In Simpson, Gregg not only picked a veteran of the Indiana Senate but one of the great minds in the Indiana General Assembly over the past 20 years. She’s never been in a Senate majority, but her name has frequently been mentioned in the same breath with some of the state’s major legislation.
The lieutenant governor choices in both cases seemed to avoid northern Indiana constituencies. It’s a bit peculiar since roughly two-thirds of the state’s population lives in the area from Indianapolis north to the Michigan state line. Pence lives near Indianapolis, and Simpson lives just south of it. It might have made sense for Pence to pick someone more like Simpson since he has no state government experience. It also might have made sense for Gregg to pick someone from northern Indiana since Pence didn’t.
This race might have taken on more interest in Cass County’s neck of the woods had Gregg’s choice been Kokomo Mayor Greg Goodnight or Fort Wayne Mayor Tom Henry.
Goodnight, the second-term mayor of the City of Firsts, is likely among a handful of names that could provide Gregg with what he might have needed most: A northern Indiana Democrat who could possibly deliver a swing county and give some balance to his legislative background.
If there were a huge contender other than Simpson and Goodnight, it likely was Henry. Allen County is historically Republican, but the mayor’s office can occasionally produce some Democrats who can carry one of the state’s largest counties and move it to the Democratic column on the map. Any portion of northeastern Indiana isn’t exactly the easiest of places for Democrats to win. If Henry could have delivered it, Gregg might have had an easy choice. We’ll never know.
Goodnight was well-positioned for a couple of reasons. One is that he presides over a city that was as threatened by the 2008 auto industry collapse as any in Indiana. Four years later, Goodnight presides over a city that has won a national award as the Comeback City of the Year. Not since another Democrat, Steve Daily, presided over city hall in Kokomo has the city enjoyed as upbeat a period as it is enjoying now with Chrysler and Delphi, the city’s two largest employers, humming. Kokomo is making the transition to the new U.S. 31 Bypass that will relieve congestion and open up new areas for development east and south of Kokomo and the growing corridor between Indianapolis and Kokomo.

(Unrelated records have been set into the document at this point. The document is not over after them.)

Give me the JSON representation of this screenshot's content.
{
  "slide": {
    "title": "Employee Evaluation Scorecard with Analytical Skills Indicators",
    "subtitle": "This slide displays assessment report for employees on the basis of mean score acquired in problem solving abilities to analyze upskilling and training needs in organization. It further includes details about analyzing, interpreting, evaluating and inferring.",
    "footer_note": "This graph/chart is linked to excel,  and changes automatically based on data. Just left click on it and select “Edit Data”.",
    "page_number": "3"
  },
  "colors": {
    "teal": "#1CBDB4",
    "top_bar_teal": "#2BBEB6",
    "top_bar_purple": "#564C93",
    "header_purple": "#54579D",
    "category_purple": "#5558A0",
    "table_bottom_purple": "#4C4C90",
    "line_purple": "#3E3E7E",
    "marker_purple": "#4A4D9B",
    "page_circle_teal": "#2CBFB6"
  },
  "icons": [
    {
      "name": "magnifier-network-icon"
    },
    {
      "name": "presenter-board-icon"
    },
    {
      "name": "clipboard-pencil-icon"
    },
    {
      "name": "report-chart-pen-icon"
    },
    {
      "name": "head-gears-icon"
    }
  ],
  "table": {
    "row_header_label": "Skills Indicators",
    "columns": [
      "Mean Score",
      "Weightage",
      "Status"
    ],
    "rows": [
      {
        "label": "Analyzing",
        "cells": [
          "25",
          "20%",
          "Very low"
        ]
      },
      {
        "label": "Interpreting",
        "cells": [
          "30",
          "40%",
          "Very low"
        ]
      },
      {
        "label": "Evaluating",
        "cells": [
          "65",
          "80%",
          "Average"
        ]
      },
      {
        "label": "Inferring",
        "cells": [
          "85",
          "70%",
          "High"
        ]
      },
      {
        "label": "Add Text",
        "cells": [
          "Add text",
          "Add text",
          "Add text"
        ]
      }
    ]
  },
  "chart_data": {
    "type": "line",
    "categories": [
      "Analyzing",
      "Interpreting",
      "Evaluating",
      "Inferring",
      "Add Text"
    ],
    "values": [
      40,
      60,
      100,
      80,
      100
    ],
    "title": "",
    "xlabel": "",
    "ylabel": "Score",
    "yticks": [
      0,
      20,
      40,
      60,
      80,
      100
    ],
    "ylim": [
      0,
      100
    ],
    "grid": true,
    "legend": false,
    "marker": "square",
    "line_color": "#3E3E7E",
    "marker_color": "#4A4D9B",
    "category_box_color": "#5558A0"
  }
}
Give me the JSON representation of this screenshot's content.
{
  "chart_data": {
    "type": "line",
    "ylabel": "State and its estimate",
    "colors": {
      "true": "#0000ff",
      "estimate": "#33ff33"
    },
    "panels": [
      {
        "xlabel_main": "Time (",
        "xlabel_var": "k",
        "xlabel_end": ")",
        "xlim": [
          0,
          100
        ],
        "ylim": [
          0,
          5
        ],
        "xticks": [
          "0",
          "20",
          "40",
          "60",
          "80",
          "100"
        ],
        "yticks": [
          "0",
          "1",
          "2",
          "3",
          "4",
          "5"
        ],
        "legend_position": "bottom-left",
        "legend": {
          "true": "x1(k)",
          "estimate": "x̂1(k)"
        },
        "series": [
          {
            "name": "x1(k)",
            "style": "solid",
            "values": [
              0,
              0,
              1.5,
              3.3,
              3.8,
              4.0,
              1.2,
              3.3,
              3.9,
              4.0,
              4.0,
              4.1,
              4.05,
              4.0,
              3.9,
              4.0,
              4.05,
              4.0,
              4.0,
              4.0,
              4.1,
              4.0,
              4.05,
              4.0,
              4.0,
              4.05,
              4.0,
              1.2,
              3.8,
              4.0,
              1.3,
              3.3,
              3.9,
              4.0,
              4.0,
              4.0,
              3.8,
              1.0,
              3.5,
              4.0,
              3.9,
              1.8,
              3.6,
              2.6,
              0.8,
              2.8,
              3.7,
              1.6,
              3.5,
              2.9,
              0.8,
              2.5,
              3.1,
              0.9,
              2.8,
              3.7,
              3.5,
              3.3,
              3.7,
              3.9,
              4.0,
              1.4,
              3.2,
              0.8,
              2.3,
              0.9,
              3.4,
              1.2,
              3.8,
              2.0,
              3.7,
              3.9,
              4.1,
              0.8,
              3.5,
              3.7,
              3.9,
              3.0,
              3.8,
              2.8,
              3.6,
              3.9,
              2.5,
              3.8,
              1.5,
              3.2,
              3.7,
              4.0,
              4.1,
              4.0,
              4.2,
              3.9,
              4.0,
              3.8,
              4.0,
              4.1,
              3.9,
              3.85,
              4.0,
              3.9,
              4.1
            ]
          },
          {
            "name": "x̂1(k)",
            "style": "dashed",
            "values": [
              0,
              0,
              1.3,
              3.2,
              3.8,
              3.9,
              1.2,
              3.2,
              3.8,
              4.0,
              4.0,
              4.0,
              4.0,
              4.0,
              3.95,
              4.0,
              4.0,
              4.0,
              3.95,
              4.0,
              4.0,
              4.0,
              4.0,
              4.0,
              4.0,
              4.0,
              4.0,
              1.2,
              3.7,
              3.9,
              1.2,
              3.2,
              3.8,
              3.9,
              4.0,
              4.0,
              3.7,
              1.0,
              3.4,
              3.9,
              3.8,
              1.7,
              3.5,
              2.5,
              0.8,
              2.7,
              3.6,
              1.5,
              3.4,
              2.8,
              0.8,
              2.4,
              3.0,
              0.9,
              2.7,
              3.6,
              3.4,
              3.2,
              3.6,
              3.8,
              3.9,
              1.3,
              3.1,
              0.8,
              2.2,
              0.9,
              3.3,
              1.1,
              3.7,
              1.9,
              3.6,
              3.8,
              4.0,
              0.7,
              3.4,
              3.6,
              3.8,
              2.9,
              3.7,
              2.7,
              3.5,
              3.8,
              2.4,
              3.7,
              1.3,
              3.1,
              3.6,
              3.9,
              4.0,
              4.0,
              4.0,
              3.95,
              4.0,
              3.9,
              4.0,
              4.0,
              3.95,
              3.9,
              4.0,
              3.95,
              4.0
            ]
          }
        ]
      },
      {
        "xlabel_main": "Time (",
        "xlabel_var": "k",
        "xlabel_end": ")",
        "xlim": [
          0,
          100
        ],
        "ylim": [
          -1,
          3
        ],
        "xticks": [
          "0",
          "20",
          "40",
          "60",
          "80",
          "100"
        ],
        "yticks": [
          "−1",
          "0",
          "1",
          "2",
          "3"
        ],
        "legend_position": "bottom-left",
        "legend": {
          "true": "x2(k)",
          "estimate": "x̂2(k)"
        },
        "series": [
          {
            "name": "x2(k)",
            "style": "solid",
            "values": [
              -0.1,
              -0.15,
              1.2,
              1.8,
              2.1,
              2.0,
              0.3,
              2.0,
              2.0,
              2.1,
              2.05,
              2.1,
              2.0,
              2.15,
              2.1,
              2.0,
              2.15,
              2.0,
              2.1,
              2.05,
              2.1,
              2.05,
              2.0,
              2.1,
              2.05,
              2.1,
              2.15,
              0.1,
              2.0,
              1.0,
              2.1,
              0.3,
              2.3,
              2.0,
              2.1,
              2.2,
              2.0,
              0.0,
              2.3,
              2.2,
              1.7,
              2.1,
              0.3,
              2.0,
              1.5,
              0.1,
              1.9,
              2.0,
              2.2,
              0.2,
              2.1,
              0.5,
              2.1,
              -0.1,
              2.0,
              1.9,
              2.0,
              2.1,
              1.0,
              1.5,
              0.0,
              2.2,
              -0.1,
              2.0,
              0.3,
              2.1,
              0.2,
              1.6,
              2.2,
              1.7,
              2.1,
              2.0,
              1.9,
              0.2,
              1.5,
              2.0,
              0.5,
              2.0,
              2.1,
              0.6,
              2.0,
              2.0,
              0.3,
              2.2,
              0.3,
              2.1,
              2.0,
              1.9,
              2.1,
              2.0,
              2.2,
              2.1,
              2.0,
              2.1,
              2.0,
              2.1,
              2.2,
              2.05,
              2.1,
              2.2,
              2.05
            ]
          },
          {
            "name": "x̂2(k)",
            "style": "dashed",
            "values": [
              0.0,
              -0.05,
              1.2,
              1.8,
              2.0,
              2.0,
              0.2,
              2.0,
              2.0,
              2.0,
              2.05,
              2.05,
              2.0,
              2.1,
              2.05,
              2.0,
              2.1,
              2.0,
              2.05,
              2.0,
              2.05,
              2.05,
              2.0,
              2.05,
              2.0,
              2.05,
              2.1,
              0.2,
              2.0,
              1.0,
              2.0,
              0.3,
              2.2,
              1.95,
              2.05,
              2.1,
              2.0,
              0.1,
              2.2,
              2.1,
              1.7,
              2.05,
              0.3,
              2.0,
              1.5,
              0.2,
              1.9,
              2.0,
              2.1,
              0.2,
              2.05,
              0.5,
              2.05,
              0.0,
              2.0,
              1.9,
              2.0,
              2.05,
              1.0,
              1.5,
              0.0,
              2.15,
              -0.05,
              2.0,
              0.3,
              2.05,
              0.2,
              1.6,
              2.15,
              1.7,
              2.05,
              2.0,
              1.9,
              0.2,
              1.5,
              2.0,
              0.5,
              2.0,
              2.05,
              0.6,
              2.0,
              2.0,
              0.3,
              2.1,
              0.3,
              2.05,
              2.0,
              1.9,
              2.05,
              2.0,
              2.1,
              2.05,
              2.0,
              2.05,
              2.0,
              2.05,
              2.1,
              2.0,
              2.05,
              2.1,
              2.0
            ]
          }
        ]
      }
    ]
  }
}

In choosing lieutenant governors — people who might eventually have to lead state government in the event a governor completes two terms, dies in office or leaves for a higher position in government — gubernatorial candidates of any party usually like to choose candidates with experience at running some level of government, and doing it successfully. Goodnight is younger than Gregg, which could have positioned him as Gregg’s eventual successor down the road. Neither of the major party candidates bring that background to their respective tickets.
Goodnight has some family ties to Cass County and his wife, the former Kelly Hinkle, is a Cass County native. Goodnight, like Pence, has run as a congressional candidate. He’s not exactly a household name in Indiana, but he’s not a political unknown either, and he’s not up for election for the office he currently holds.
It might have made sense for Gregg to choose a mayor instead of a state legislator because that’s a strength he already brings to the ticket. Goodnight’s administration has been able to weather the budgetary storm the state’s fiscal straits have placed upon metropolitan areas, and Kokomo doesn’t have as broad a tax base as Fort Wayne, Terre Haute or Evansville. The fact that President Obama has been to Kokomo and held it up as an example of the reasons why the auto bailout was needed shouldn’t have hurt Goodnight’s chances.
And perhaps the best reason for choosing Goodnight was that famous signature farewell from the late CBS anchor, Edward R. Murrow, which would make a ready-made campaign slogan for Gregg: “Goodnight and good luck.” It worked for Murrow and the producers of a movie about his life.
Without the Kokomo mayor, a good night is what Gregg needs on the first Tuesday after the first Monday in November, and a little good luck in a campaign in which you are starting with a funding deficit wouldn’t hurt.
In Simpson, the phrase “vying for No. 2” has taken on new meaning. Make that Vi-ing for No. 2.